What if the Christian life is not something tedious and oppressive that we endure in order to get into heaven? What if the Christian life is itself the reward? Living a life of praise and thanksgiving; loving our neighbor; welcoming the outcast; freeing those who are enslaved to fear; healing those who have been crushed by social forces beyond their control… Do we feel called to do these things just so we can have a McMansion in heaven? Or do we seek to do them because they are rewarding in and of themselves.
Perhaps the lucky ones in this story are the workers who arrived first thing in the morning, because they had the blessing of spending the whole day in the vineyard. After all, the vineyard is a symbol of the Kingdom of God, and the Kingdom of God is the highest good anyone can imagine. The kingdom of God is peace, and wholeness, and freedom from want. The Kingdom of God is being gathered into a network of life-giving relationships with people that the Holy Spirit has empowered us to love. If that’s what it means to labor in the vineyard, why would anyone want to wait until the last minute?

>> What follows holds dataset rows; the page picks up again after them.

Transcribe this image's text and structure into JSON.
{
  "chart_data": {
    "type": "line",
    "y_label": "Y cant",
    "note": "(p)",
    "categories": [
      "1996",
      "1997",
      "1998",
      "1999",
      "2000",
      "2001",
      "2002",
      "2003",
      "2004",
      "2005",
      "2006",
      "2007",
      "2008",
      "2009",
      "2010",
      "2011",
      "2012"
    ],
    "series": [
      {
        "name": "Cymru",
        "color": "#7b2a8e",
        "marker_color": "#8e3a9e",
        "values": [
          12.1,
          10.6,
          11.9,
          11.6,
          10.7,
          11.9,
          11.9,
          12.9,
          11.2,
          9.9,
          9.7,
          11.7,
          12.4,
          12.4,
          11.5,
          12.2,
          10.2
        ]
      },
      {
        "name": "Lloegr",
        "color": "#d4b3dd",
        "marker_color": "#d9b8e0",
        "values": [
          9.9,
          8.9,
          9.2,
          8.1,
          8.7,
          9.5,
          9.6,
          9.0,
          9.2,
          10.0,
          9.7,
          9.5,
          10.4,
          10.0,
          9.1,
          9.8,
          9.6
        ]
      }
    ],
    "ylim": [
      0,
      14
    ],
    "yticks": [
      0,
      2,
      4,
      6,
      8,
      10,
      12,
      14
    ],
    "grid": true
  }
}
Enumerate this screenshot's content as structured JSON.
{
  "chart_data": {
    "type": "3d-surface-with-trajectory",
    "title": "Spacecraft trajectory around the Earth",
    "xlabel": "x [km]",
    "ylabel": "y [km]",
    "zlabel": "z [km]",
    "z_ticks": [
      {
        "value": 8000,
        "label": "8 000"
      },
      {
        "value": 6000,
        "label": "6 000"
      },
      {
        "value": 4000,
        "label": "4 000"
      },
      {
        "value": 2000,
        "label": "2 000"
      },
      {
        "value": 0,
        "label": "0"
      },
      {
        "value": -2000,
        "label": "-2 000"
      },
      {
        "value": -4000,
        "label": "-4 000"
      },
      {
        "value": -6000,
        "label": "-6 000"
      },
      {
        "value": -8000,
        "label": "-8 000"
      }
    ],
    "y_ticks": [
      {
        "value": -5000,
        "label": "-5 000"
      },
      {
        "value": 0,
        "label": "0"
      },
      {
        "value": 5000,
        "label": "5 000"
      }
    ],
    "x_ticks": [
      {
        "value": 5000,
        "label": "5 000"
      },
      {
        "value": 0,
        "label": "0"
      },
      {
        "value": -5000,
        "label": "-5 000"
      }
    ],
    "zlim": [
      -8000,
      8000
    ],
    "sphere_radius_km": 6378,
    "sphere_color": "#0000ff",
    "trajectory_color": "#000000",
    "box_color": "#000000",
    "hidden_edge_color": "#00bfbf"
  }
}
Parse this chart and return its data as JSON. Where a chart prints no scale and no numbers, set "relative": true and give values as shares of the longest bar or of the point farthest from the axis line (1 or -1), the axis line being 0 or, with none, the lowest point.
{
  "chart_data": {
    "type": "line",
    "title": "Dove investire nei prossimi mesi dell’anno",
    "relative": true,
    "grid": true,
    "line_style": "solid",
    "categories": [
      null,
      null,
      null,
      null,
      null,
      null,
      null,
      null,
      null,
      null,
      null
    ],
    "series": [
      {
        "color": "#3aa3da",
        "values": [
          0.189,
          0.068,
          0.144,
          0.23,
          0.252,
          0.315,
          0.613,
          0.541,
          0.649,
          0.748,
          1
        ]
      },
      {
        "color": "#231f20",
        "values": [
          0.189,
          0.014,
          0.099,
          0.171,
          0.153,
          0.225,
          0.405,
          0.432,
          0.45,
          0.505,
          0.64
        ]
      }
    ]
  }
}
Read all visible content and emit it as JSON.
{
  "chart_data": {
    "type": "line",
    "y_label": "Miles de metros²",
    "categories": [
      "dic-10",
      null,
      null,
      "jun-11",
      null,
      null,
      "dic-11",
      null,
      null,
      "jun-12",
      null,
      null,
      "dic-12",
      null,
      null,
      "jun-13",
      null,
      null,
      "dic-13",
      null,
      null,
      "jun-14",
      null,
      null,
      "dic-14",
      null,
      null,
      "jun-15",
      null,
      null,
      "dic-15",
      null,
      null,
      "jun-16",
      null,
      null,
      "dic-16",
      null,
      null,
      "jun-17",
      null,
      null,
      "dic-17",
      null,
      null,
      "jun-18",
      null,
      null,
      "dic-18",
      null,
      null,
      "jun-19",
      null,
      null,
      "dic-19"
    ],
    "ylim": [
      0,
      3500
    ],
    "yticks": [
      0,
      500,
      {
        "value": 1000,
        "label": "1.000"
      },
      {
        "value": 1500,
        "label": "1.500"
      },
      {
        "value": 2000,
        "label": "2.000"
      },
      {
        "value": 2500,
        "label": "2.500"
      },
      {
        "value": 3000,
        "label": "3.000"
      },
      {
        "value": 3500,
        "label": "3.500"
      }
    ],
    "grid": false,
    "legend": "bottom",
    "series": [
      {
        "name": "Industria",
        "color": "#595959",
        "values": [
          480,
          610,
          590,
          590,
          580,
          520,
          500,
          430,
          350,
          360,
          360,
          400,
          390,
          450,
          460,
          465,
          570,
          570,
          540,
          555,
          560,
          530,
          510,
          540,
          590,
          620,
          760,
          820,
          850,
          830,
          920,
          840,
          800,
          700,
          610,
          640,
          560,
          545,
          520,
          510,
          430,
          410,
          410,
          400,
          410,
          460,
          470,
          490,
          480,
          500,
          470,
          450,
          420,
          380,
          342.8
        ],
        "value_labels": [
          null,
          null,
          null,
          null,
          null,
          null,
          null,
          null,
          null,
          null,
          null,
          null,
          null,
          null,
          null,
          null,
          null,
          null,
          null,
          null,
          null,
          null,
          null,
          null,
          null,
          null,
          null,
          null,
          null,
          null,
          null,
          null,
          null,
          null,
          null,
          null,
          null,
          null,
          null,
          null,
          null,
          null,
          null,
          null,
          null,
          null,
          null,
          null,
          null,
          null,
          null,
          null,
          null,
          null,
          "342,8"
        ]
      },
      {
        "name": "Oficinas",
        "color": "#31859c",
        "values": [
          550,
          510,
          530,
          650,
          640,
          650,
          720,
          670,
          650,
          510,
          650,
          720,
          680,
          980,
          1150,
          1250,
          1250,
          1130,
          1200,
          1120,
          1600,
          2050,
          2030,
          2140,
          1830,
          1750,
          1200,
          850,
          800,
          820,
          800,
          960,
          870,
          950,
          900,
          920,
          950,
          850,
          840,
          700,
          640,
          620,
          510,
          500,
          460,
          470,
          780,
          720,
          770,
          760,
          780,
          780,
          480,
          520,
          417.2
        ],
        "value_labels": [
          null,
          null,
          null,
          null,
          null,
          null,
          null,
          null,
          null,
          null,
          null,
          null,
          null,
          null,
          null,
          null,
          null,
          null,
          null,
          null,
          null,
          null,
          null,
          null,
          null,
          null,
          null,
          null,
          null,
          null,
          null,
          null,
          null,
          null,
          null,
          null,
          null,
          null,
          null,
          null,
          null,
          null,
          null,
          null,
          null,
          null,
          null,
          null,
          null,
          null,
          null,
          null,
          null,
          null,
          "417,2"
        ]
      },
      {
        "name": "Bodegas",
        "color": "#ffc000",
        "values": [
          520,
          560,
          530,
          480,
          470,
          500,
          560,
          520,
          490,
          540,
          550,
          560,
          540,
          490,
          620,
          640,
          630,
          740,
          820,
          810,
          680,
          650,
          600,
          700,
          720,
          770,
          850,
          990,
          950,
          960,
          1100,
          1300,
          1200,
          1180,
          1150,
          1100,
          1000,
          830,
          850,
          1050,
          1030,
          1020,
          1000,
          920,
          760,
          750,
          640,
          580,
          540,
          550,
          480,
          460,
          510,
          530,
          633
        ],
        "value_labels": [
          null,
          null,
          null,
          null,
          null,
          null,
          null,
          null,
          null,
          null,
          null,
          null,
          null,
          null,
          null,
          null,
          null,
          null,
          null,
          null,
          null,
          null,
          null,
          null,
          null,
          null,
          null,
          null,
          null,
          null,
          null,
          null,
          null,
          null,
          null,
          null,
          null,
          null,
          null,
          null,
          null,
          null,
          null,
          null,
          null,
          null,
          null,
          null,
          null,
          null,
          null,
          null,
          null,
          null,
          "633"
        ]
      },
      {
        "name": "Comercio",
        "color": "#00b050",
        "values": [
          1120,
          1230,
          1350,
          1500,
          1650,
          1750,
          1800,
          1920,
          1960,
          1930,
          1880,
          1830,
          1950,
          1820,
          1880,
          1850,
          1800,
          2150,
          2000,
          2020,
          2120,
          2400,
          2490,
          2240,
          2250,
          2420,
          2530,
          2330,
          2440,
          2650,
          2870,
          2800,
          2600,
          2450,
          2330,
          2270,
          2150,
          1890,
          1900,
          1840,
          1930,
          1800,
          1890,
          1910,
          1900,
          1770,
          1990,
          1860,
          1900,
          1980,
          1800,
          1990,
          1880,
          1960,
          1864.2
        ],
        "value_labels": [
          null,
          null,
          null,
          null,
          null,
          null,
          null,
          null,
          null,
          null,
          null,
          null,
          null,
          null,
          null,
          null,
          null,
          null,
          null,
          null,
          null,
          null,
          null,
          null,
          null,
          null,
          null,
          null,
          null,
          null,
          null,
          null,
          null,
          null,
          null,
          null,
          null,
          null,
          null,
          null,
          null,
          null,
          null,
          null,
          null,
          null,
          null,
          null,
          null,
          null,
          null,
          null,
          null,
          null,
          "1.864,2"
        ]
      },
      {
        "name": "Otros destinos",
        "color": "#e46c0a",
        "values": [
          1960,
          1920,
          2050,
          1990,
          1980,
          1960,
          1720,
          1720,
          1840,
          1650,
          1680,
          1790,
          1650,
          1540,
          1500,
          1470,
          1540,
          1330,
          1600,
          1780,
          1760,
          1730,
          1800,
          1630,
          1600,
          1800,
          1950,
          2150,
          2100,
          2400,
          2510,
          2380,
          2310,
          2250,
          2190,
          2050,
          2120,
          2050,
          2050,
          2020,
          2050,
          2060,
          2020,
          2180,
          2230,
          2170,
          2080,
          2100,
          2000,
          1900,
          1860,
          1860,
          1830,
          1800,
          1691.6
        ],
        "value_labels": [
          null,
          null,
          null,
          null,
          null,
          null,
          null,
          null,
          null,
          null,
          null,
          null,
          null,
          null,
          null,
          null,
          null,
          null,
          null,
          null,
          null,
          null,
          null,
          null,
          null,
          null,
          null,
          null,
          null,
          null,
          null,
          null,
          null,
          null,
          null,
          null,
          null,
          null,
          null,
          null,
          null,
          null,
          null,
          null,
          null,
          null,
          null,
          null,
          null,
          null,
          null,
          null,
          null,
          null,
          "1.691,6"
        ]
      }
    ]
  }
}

If you want an example of someone who cherished the work God had called him to do, look at the Apostle Paul. Paul, more than just about anyone else, had a right to complain about toiling all day under the scorching sun. Several times he had been beaten and whipped. He was thrown into a ring with wild animals. He was imprisoned. He was shipwrecked. All because he insisted in doing God’s work. And in today’s reading from Philippians, he is facing the real possibility of martyrdom. Yet, unlike the workers in Jesus’ parable, Paul isn’t lamenting the size of the reward for his efforts. As a matter of fact, we hear him debating whether he would rather continue to do God’s work or receive the reward of going to be with Christ. He talks as if both choices are too good to pass up. Finally, he decides that he needs to work a few more hours in the vineyard.
Life in Christ is both the work and the wage that God has promised us.
But you don’t have to wait until you die to get paid. When we gather for worship, we are given an advance on our wages, even before we have earned them. As we gather around the Lord’s table and drink the fruit of the vineyard, we see that our reward is more than we could possibly have expected to earn for our work. Our reward is Jesus himself. Christ, the vineyard owner, pours out his life to strengthen and invigorate every weary laborer. You who have worked for twelve hours and you who have worked for just one, come and receive your wage.